Combined, the Primary Care First and Direct Contracting pathways create five new, risk-based payment models.
While physicians largely serve as the quarterback of care under the different models of the Primary Cares Initiative, at-home care providers will likely play key partner roles in stabilizing and observing complex patient populations in the home.
Meanwhile, hospice and palliative care organizations can participate exclusively in the Seriously Ill Population payment option of Primary Care First, either directly or by partnering with a primary care practice.
“It can be expected that primary care practitioners in any of the five iterations of the demonstration project would embrace home health services and hospice care as vital partners in managing their patients’ care needs in the community, as well as in transition to home from an in-patient setting,” National Association for Home Care & Hospice (NAHC) President William A. Dombi previously told Home Health Care News.

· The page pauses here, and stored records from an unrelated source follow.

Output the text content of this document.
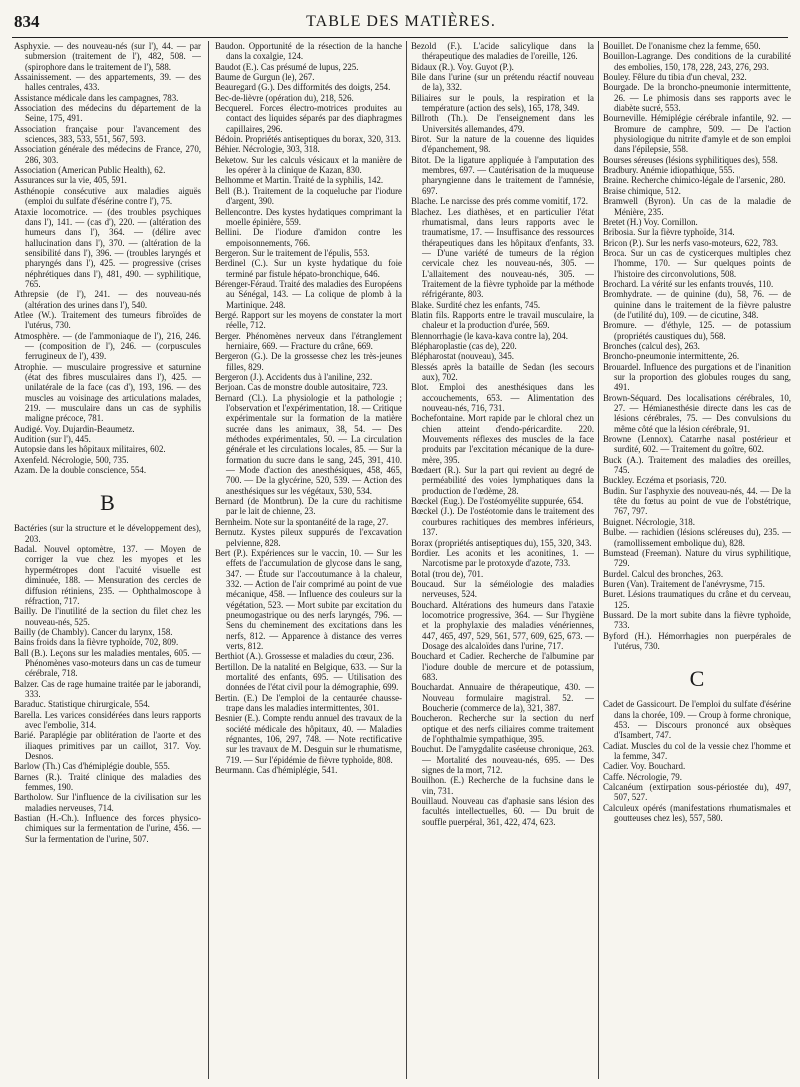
834	TABLE DES MATIÈRES.
Asphyxie. — des nouveau-nés (sur l'), 44. — par submersion (traitement de l'), 482, 508. — (spirophore dans le traitement de l'), 588.
Assainissement. — des appartements, 39. — des halles centrales, 433.
Assistance médicale dans les campagnes, 783.
Association des médecins du département de la Seine, 175, 491.
Association française pour l'avancement des sciences, 383, 533, 551, 567, 593.
Association générale des médecins de France, 270, 286, 303.
Association (American Public Health), 62.
Assurances sur la vie, 405, 591.
Asthénopie consécutive aux maladies aiguës (emploi du sulfate d'ésérine contre l'), 75.
Ataxie locomotrice. — (des troubles psychiques dans l'), 141. — (cas d'), 220. — (altération des humeurs dans l'), 364. — (délire avec hallucination dans l'), 370. — (altération de la sensibilité dans l'), 396. — (troubles laryngés et pharyngés dans l'), 425. — progressive (crises néphrétiques dans l'), 481, 490. — syphilitique, 765.
Athrepsie (de l'), 241. — des nouveau-nés (altération des urines dans l'), 540.
Atlee (W.). Traitement des tumeurs fibroïdes de l'utérus, 730.
Atmosphère. — (de l'ammoniaque de l'), 216, 246. — (composition de l'), 246. — (corpuscules ferrugineux de l'), 439.
Atrophie. — musculaire progressive et saturnine (état des fibres musculaires dans l'), 425. — unilatérale de la face (cas d'), 193, 196. — des muscles au voisinage des articulations malades, 219. — musculaire dans un cas de syphilis maligne précoce, 781.
Audigé. Voy. Dujardin-Beaumetz.
Audition (sur l'), 445.
Autopsie dans les hôpitaux militaires, 602.
Axenfeld. Nécrologie, 500, 735.
Azam. De la double conscience, 554.
B
Bactéries (sur la structure et le développement des), 203.
Badal. Nouvel optomètre, 137. — Moyen de corriger la vue chez les myopes et les hypermétropes dont l'acuité visuelle est diminuée, 188. — Mensuration des cercles de diffusion rétiniens, 235. — Ophthalmoscope à réfraction, 717.
Bailly. De l'inutilité de la section du filet chez les nouveau-nés, 525.
Bailly (de Chambly). Cancer du larynx, 158.
Bains froids dans la fièvre typhoïde, 702, 809.
Ball (B.). Leçons sur les maladies mentales, 605. — Phénomènes vaso-moteurs dans un cas de tumeur cérébrale, 718.
Balzer. Cas de rage humaine traitée par le jaborandi, 333.
Baraduc. Statistique chirurgicale, 554.
Barella. Les varices considérées dans leurs rapports avec l'embolie, 314.
Barié. Paraplégie par oblitération de l'aorte et des iliaques primitives par un caillot, 317. Voy. Desnos.
Barlow (Th.) Cas d'hémiplégie double, 555.
Barnes (R.). Traité clinique des maladies des femmes, 190.
Bartholow. Sur l'influence de la civilisation sur les maladies nerveuses, 714.
Bastian (H.-Ch.). Influence des forces physico-chimiques sur la fermentation de l'urine, 456. — Sur la fermentation de l'urine, 507.
Baudon. Opportunité de la résection de la hanche dans la coxalgie, 124.
Baudot (E.). Cas présumé de lupus, 225.
Baume de Gurgun (le), 267.
Beauregard (G.). Des difformités des doigts, 254.
Bec-de-lièvre (opération du), 218, 526.
Becquerel. Forces électro-motrices produites au contact des liquides séparés par des diaphragmes capillaires, 296.
Bédoin. Propriétés antiseptiques du borax, 320, 313.
Béhier. Nécrologie, 303, 318.
Beketow. Sur les calculs vésicaux et la manière de les opérer à la clinique de Kazan, 830.
Belhomme et Martin. Traité de la syphilis, 142.
Bell (B.). Traitement de la coqueluche par l'iodure d'argent, 390.
Bellencontre. Des kystes hydatiques comprimant la moelle épinière, 559.
Bellini. De l'iodure d'amidon contre les empoisonnements, 766.
Bergeron. Sur le traitement de l'épulis, 553.
Berdinel (C.). Sur un kyste hydatique du foie terminé par fistule hépato-bronchique, 646.
Bérenger-Féraud. Traité des maladies des Européens au Sénégal, 143. — La colique de plomb à la Martinique. 248.
Bergé. Rapport sur les moyens de constater la mort réelle, 712.
Berger. Phénomènes nerveux dans l'étranglement herniaire, 669. — Fracture du crâne, 669.
Bergeron (G.). De la grossesse chez les très-jeunes filles, 829.
Bergeron (J.). Accidents dus à l'aniline, 232.
Berjoan. Cas de monstre double autositaire, 723.
Bernard (Cl.). La physiologie et la pathologie ; l'observation et l'expérimentation, 18. — Critique expérimentale sur la formation de la matière sucrée dans les animaux, 38, 54. — Des méthodes expérimentales, 50. — La circulation générale et les circulations locales, 85. — Sur la formation du sucre dans le sang, 245, 391, 410. — Mode d'action des anesthésiques, 458, 465, 700. — De la glycérine, 520, 539. — Action des anesthésiques sur les végétaux, 530, 534.
Bernard (de Montbrun). De la cure du rachitisme par le lait de chienne, 23.
Bernheim. Note sur la spontanéité de la rage, 27.
Bernutz. Kystes pileux suppurés de l'excavation pelvienne, 828.
Bert (P.). Expériences sur le vaccin, 10. — Sur les effets de l'accumulation de glycose dans le sang, 347. — Étude sur l'accoutumance à la chaleur, 332. — Action de l'air comprimé au point de vue mécanique, 458. — Influence des couleurs sur la végétation, 523. — Mort subite par excitation du pneumogastrique ou des nerfs laryngés, 796. — Sens du cheminement des excitations dans les nerfs, 812. — Apparence à distance des verres verts, 812.
Berthiot (A.). Grossesse et maladies du cœur, 236.
Bertillon. De la natalité en Belgique, 633. — Sur la mortalité des enfants, 695. — Utilisation des données de l'état civil pour la démographie, 699.
Bertin. (E.) De l'emploi de la centaurée chausse-trape dans les maladies intermittentes, 301.
Besnier (E.). Compte rendu annuel des travaux de la société médicale des hôpitaux, 40. — Maladies régnantes, 106, 297, 748. — Note rectificative sur les travaux de M. Desguin sur le rhumatisme, 719. — Sur l'épidémie de fièvre typhoïde, 808.
Beurmann. Cas d'hémiplégie, 541.
Bezold (F.). L'acide salicylique dans la thérapeutique des maladies de l'oreille, 126.
Bidaux (R.). Voy. Guyot (P.).
Bile dans l'urine (sur un prétendu réactif nouveau de la), 332.
Biliaires sur le pouls, la respiration et la température (action des sels), 165, 178, 349.
Billroth (Th.). De l'enseignement dans les Universités allemandes, 479.
Birot. Sur la nature de la couenne des liquides d'épanchement, 98.
Bitot. De la ligature appliquée à l'amputation des membres, 697. — Cautérisation de la muqueuse pharyngienne dans le traitement de l'amnésie, 697.
Blache. Le narcisse des prés comme vomitif, 172.
Blachez. Les diathèses, et en particulier l'état rhumatismal, dans leurs rapports avec le traumatisme, 17. — Insuffisance des ressources thérapeutiques dans les hôpitaux d'enfants, 33. — D'une variété de tumeurs de la région cervicale chez les nouveau-nés, 305. — L'allaitement des nouveau-nés, 305. — Traitement de la fièvre typhoïde par la méthode réfrigérante, 803.
Blake. Surdité chez les enfants, 745.
Blatin fils. Rapports entre le travail musculaire, la chaleur et la production d'urée, 569.
Blennorrhagie (le kava-kava contre la), 204.
Blépharoplastie (cas de), 220.
Blépharostat (nouveau), 345.
Blessés après la bataille de Sedan (les secours aux), 702.
Blot. Emploi des anesthésiques dans les accouchements, 653. — Alimentation des nouveau-nés, 716, 731.
Bochefontaine. Mort rapide par le chloral chez un chien atteint d'endo-péricardite. 220. Mouvements réflexes des muscles de la face produits par l'excitation mécanique de la dure-mère, 395.
Bœdaert (R.). Sur la part qui revient au degré de perméabilité des voies lymphatiques dans la production de l'œdème, 28.
Bœckel (Eug.). De l'ostéomyélite suppurée, 654.
Bœckel (J.). De l'ostéotomie dans le traitement des courbures rachitiques des membres inférieurs, 137.
Borax (propriétés antiseptiques du), 155, 320, 343.
Bordier. Les aconits et les aconitines, 1. — Narcotisme par le protoxyde d'azote, 733.
Botal (trou de), 701.
Boucaud. Sur la séméiologie des maladies nerveuses, 524.
Bouchard. Altérations des humeurs dans l'ataxie locomotrice progressive, 364. — Sur l'hygiène et la prophylaxie des maladies vénériennes, 447, 465, 497, 529, 561, 577, 609, 625, 673. — Dosage des alcaloïdes dans l'urine, 717.
Bouchard et Cadier. Recherche de l'albumine par l'iodure double de mercure et de potassium, 683.
Bouchardat. Annuaire de thérapeutique, 430. — Nouveau formulaire magistral. 52. — Boucherie (commerce de la), 321, 387.
Boucheron. Recherche sur la section du nerf optique et des nerfs ciliaires comme traitement de l'ophthalmie sympathique, 395.
Bouchut. De l'amygdalite caséeuse chronique, 263. — Mortalité des nouveau-nés, 695. — Des signes de la mort, 712.
Bouilhon. (E.) Recherche de la fuchsine dans le vin, 731.
Bouillaud. Nouveau cas d'aphasie sans lésion des facultés intellectuelles, 60. — Du bruit de souffle puerpéral, 361, 422, 474, 623.
Bouillet. De l'onanisme chez la femme, 650.
Bouillon-Lagrange. Des conditions de la curabilité des embolies, 150, 178, 228, 243, 276, 293.
Bouley. Fêlure du tibia d'un cheval, 232.
Bourgade. De la broncho-pneumonie intermittente, 26. — Le phimosis dans ses rapports avec le diabète sucré, 553.
Bourneville. Hémiplégie cérébrale infantile, 92. — Bromure de camphre, 509. — De l'action physiologique du nitrite d'amyle et de son emploi dans l'épilepsie, 558.
Bourses séreuses (lésions syphilitiques des), 558.
Bradbury. Anémie idiopathique, 555.
Braine. Recherche chimico-légale de l'arsenic, 280.
Braise chimique, 512.
Bramwell (Byron). Un cas de la maladie de Ménière, 235.
Bretet (H.) Voy. Cornillon.
Bribosia. Sur la fièvre typhoïde, 314.
Bricon (P.). Sur les nerfs vaso-moteurs, 622, 783.
Broca. Sur un cas de cysticerques multiples chez l'homme, 170. — Sur quelques points de l'histoire des circonvolutions, 508.
Brochard. La vérité sur les enfants trouvés, 110.
Bromhydrate. — de quinine (du), 58, 76. — de quinine dans le traitement de la fièvre palustre (de l'utilité du), 109. — de cicutine, 348.
Bromure. — d'éthyle, 125. — de potassium (propriétés caustiques du), 568.
Bronches (calcul des), 263.
Broncho-pneumonie intermittente, 26.
Brouardel. Influence des purgations et de l'inanition sur la proportion des globules rouges du sang, 491.
Brown-Séquard. Des localisations cérébrales, 10, 27. — Hémianesthésie directe dans les cas de lésions cérébrales, 75. — Des convulsions du même côté que la lésion cérébrale, 91.
Browne (Lennox). Catarrhe nasal postérieur et surdité, 602. — Traitement du goître, 602.
Buck (A.). Traitement des maladies des oreilles, 745.
Buckley. Eczéma et psoriasis, 720.
Budin. Sur l'asphyxie des nouveau-nés, 44. — De la tête du fœtus au point de vue de l'obstétrique, 767, 797.
Buignet. Nécrologie, 318.
Bulbe. — rachidien (lésions scléreuses du), 235. — (ramollissement embolique du), 828.
Bumstead (Freeman). Nature du virus syphilitique, 729.
Burdel. Calcul des bronches, 263.
Buren (Van). Traitement de l'anévrysme, 715.
Buret. Lésions traumatiques du crâne et du cerveau, 125.
Bussard. De la mort subite dans la fièvre typhoïde, 733.
Byford (H.). Hémorrhagies non puerpérales de l'utérus, 730.
C
Cadet de Gassicourt. De l'emploi du sulfate d'ésérine dans la chorée, 109. — Croup à forme chronique, 453. — Discours prononcé aux obsèques d'Isambert, 747.
Cadiat. Muscles du col de la vessie chez l'homme et la femme, 347.
Cadier. Voy. Bouchard.
Caffe. Nécrologie, 79.
Calcanéum (extirpation sous-périostée du), 497, 507, 527.
Calculeux opérés (manifestations rhumatismales et goutteuses chez les), 557, 580.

LHC Group Inc. (Nasdaq) Chief Strategy and Innovation Officer Bruce Greenstein described the Primary Cares Initiative as “one of the most exciting announcements from CMS in a while” shortly after it was promoted.
“Why does this matter for us in the home care industry? We know if you look at national health care expenditures where the highest spending occurs, [it’s] in institutions — typically hospitals,” Greenstein told HHCN. “Overwhelmingly, hospitalizations are appropriate, but there’s still a lot of institutional uses of care that are inappropriate. That would be an unnecessary cost, and that’s where [we] as an industry come in.”
Despite enthusiasm from health care providers, CMS has yet to release important details about how the Primary Cares Initiative will actually work.
Consequently, industry advocates believe the delay on the Primary Care First pathway is appropriate.
“It would be a mistake to launch this in 2020, and it is certainly responsible to delay the demo by a year,” Edo Banach, president of the National Hospice and Palliative Care Organization (NHPCO), told HHCN sister site Hospice News. “I wouldn’t be surprised if it were delayed further given some of the implementation concerns.”